In his role as vice president of product strategy, Malcolm saw how high-pressure deadlines, poor communication channels and travel restrictions were affecting the workflow. Tension had increased, and team members were no longer receptive to internal workshops designed to increase focus and set priorities.
As it turned out, the discord had little to do with increased workload or questions from senior leadership. What Stand & Deliver found when they pushed the reset button was a much more fundamental problem: missed conversations, talking over or past one another, a general lack of listening.
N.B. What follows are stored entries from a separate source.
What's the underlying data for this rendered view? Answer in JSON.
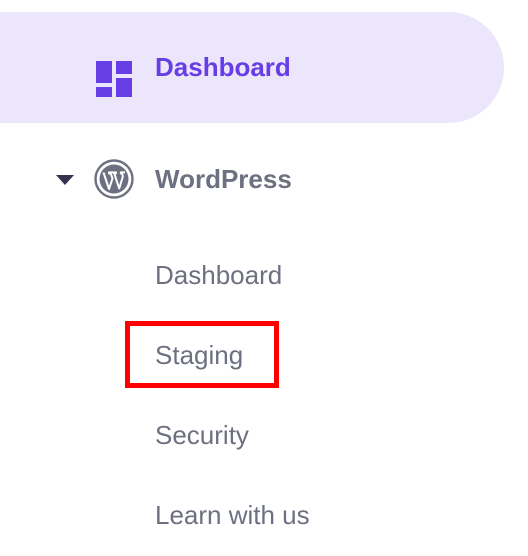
{
  "sidebar": {
    "active_item": {
      "label": "Dashboard",
      "icon": "dashboard-grid-icon"
    },
    "group": {
      "label": "WordPress",
      "icon": "wordpress-icon",
      "expanded": true,
      "items": [
        {
          "label": "Dashboard"
        },
        {
          "label": "Staging"
        },
        {
          "label": "Security"
        },
        {
          "label": "Learn with us"
        }
      ]
    }
  },
  "colors": {
    "accent": "#673de6",
    "active_background": "#ebe6fb",
    "text_muted": "#6d7081",
    "highlight": "#ff0000"
  }
}
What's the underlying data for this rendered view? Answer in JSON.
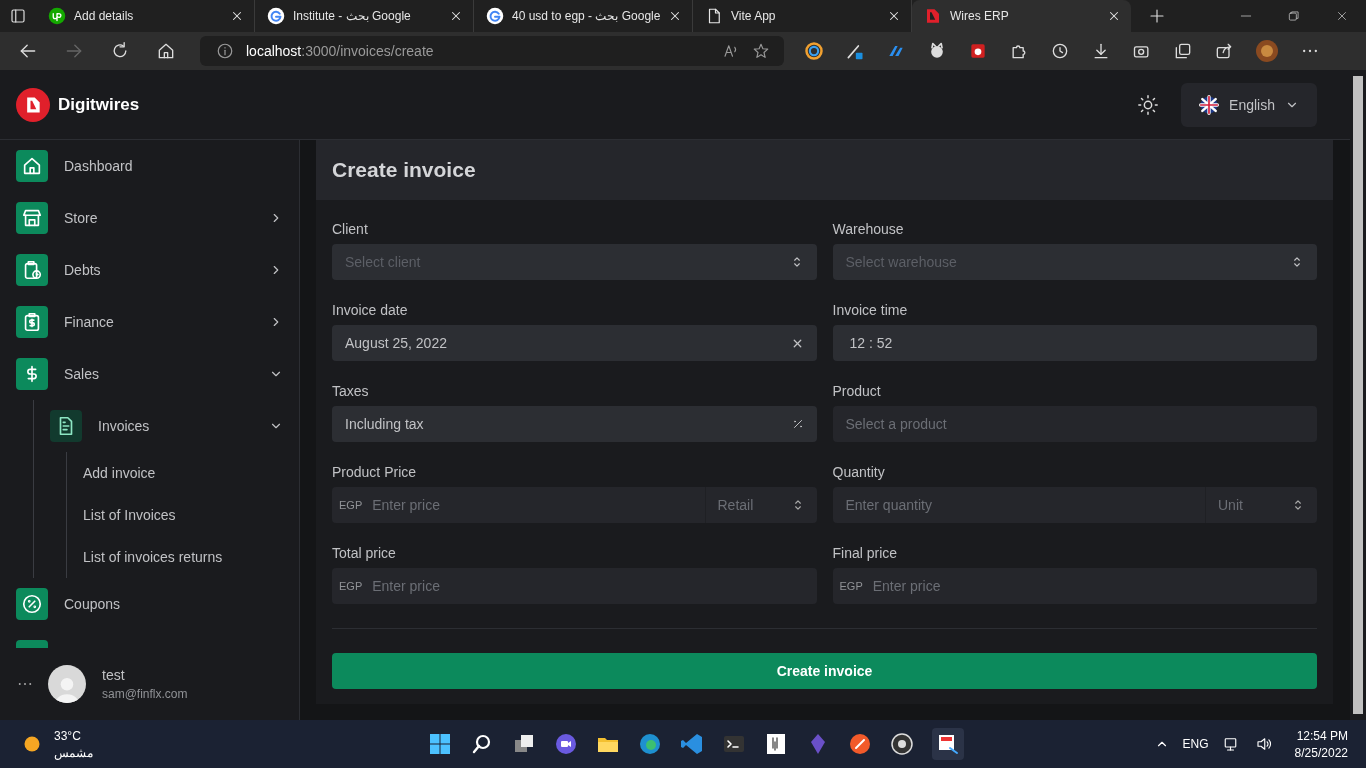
{
  "browser": {
    "tabs": [
      {
        "title": "Add details",
        "kind": "site",
        "selected": false
      },
      {
        "title": "Institute - بحث Google",
        "kind": "search",
        "selected": false
      },
      {
        "title": "40 usd to egp - بحث Google",
        "kind": "search",
        "selected": false
      },
      {
        "title": "Vite App",
        "kind": "page",
        "selected": false
      },
      {
        "title": "Wires ERP",
        "kind": "app",
        "selected": true
      }
    ],
    "address": {
      "host": "localhost",
      "path": ":3000/invoices/create"
    }
  },
  "header": {
    "brand": "Digitwires",
    "language": "English"
  },
  "sidebar": {
    "items": [
      {
        "label": "Dashboard",
        "selected": false
      },
      {
        "label": "Store",
        "selected": false,
        "expanded": false
      },
      {
        "label": "Debts",
        "selected": false,
        "expanded": false
      },
      {
        "label": "Finance",
        "selected": false,
        "expanded": false
      },
      {
        "label": "Sales",
        "selected": false,
        "expanded": true,
        "children": [
          {
            "label": "Invoices",
            "selected": true,
            "expanded": true,
            "children": [
              {
                "label": "Add invoice"
              },
              {
                "label": "List of Invoices"
              },
              {
                "label": "List of invoices returns"
              }
            ]
          }
        ]
      },
      {
        "label": "Coupons",
        "selected": false
      }
    ],
    "user": {
      "name": "test",
      "email": "sam@finflx.com"
    }
  },
  "form": {
    "title": "Create invoice",
    "fields": [
      {
        "label": "Client",
        "kind": "select",
        "placeholder": "Select client",
        "disabled": false
      },
      {
        "label": "Warehouse",
        "kind": "select",
        "placeholder": "Select warehouse",
        "disabled": false
      },
      {
        "label": "Invoice date",
        "kind": "date",
        "value": "August 25, 2022",
        "disabled": false
      },
      {
        "label": "Invoice time",
        "kind": "time",
        "value": "12 : 52",
        "disabled": false
      },
      {
        "label": "Taxes",
        "kind": "tax",
        "value": "Including tax",
        "disabled": false
      },
      {
        "label": "Product",
        "kind": "plain",
        "placeholder": "Select a product",
        "disabled": true
      },
      {
        "label": "Product Price",
        "kind": "money",
        "prefix": "EGP",
        "placeholder": "Enter price",
        "unit": "Retail",
        "disabled": true
      },
      {
        "label": "Quantity",
        "kind": "money",
        "placeholder": "Enter quantity",
        "unit": "Unit",
        "disabled": true
      },
      {
        "label": "Total price",
        "kind": "money",
        "prefix": "EGP",
        "placeholder": "Enter price",
        "disabled": true
      },
      {
        "label": "Final price",
        "kind": "money",
        "prefix": "EGP",
        "placeholder": "Enter price",
        "disabled": true
      }
    ],
    "submit": "Create invoice"
  },
  "taskbar": {
    "temperature": "33°C",
    "weather": "مشمس",
    "language": "ENG",
    "time": "12:54 PM",
    "date": "8/25/2022"
  }
}
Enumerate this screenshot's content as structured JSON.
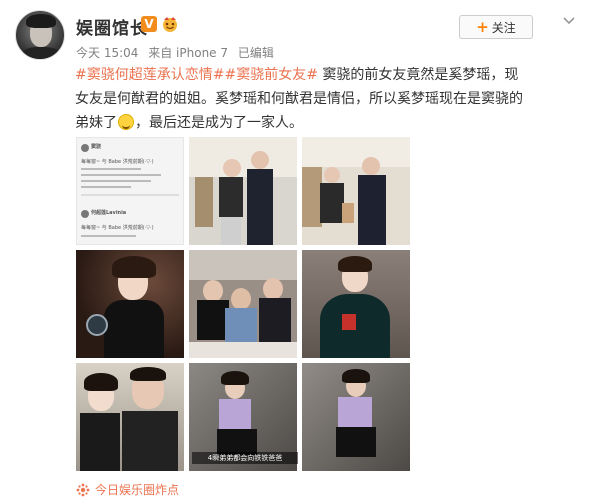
{
  "user": {
    "name": "娱圈馆长",
    "verified_badge": "V",
    "badge_color": "#f28c1c"
  },
  "meta": {
    "time": "今天 15:04",
    "source": "来自 iPhone 7",
    "edited": "已编辑"
  },
  "follow_button": {
    "plus": "+",
    "label": "关注"
  },
  "post": {
    "hashtag1": "#窦骁何超莲承认恋情#",
    "hashtag2": "#窦骁前女友#",
    "text_part1": " 窦骁的前女友竟然是奚梦瑶，现女友是何猷君的姐姐。奚梦瑶和何猷君是情侣，所以奚梦瑶现在是窦骁的弟妹了",
    "emoji": "laughing-tears-emoji",
    "text_part2": "，最后还是成为了一家人。",
    "hashtag_color": "#eb7350"
  },
  "images": {
    "cell1": {
      "user1": "窦骁",
      "line1": "每每窗~ 与 Babe 洪荒前期(·▽·)",
      "user2": "何超莲Lavinia",
      "line2": "每每窗~ 与 Babe 洪荒前期(·▽·)"
    },
    "cell8_caption": "4瞬弟弟都会向铁铁爸爸"
  },
  "footer": {
    "label": "今日娱乐圈炸点"
  }
}
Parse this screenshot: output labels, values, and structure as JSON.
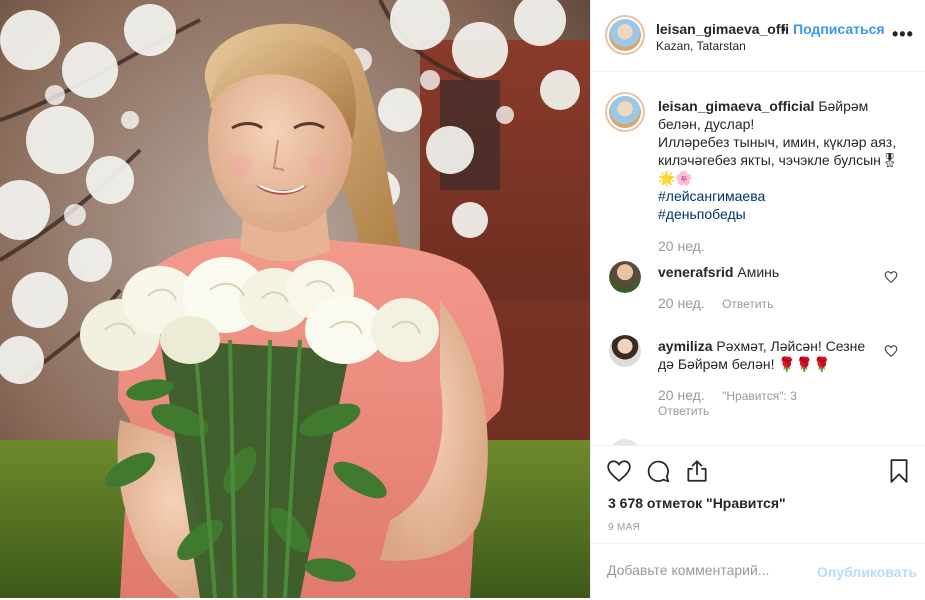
{
  "header": {
    "username": "leisan_gimaeva_offi",
    "separator": "•",
    "follow_label": "Подписаться",
    "location": "Kazan, Tatarstan",
    "more_label": "•••"
  },
  "caption": {
    "username": "leisan_gimaeva_official",
    "lines": [
      "Бәйрәм белән, дуслар!",
      "Илләребез тыныч, имин, күкләр аяз, килэчәгебез якты, чэчэкле булсын🎖",
      "🌟🌸"
    ],
    "hashtags": [
      "#лейсангимаева",
      "#деньпобеды"
    ],
    "time": "20 нед."
  },
  "comments": [
    {
      "username": "venerafsrid",
      "text": "Аминь",
      "time": "20 нед.",
      "reply_label": "Ответить"
    },
    {
      "username": "aymiliza",
      "text": "Рәхмәт, Ләйсән! Сезне дә Бәйрәм белән! 🌹🌹🌹",
      "time": "20 нед.",
      "likes_label": "\"Нравится\": 3",
      "reply_label": "Ответить"
    }
  ],
  "likes_text": "3 678 отметок \"Нравится\"",
  "date": "9 МАЯ",
  "add_comment": {
    "placeholder": "Добавьте комментарий...",
    "publish_label": "Опубликовать"
  },
  "icons": {
    "like": "heart-icon",
    "comment": "comment-icon",
    "share": "share-icon",
    "save": "bookmark-icon",
    "more": "more-icon"
  },
  "colors": {
    "link": "#3897f0",
    "hashtag": "#003569",
    "muted": "#999999",
    "publish_disabled": "#b2dffc"
  }
}
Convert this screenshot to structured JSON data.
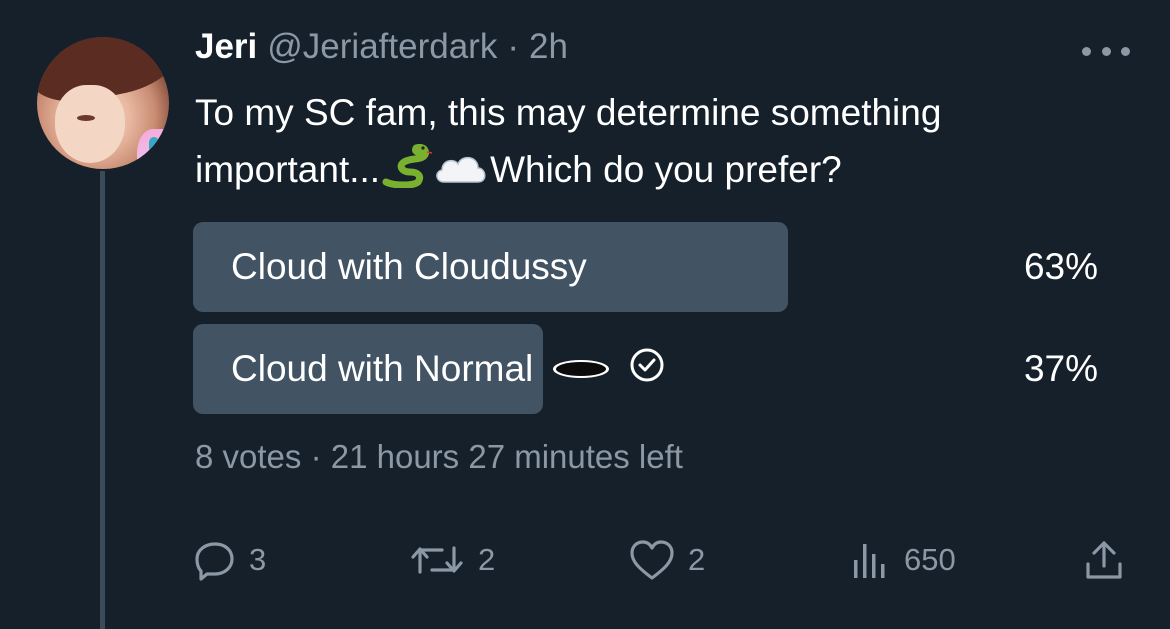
{
  "tweet": {
    "author_name": "Jeri",
    "author_handle": "@Jeriafterdark",
    "separator": "·",
    "time": "2h",
    "text_line1": "To my SC fam, this may determine something",
    "text_line2_start": "important...",
    "text_line2_end": "Which do you prefer?"
  },
  "poll": {
    "options": [
      {
        "label": "Cloud with Cloudussy",
        "percent_label": "63%",
        "percent": 63,
        "selected": false
      },
      {
        "label": "Cloud with Normal",
        "percent_label": "37%",
        "percent": 37,
        "selected": true
      }
    ],
    "votes": "8 votes",
    "separator": "·",
    "time_left": "21 hours 27 minutes left"
  },
  "actions": {
    "replies": "3",
    "retweets": "2",
    "likes": "2",
    "views": "650"
  },
  "colors": {
    "background": "#15202b",
    "poll_bar": "#425363",
    "secondary_text": "#8b98a5"
  }
}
During their first phone call, Stand & Deliver outlined a plan not to remove the pressure—the team actually enjoyed the high-stakes atmosphere—but to learn how to manage the stress and urgency.
“The meeting was a turning point for so many people, from how they respect themselves and their coworkers to why they come to work and why they subject themselves to pressure and deadlines for the program,” Malcolm said. “It was cathartic. I slept well that first night (after) we had a plan.”
The results of the call were immediate: spontaneous group understanding and support for one another. The engagement that the team’s leaders called a “transformational opportunity” would go on to recalibrate the team’s standards, set goals and lead to success by any measure.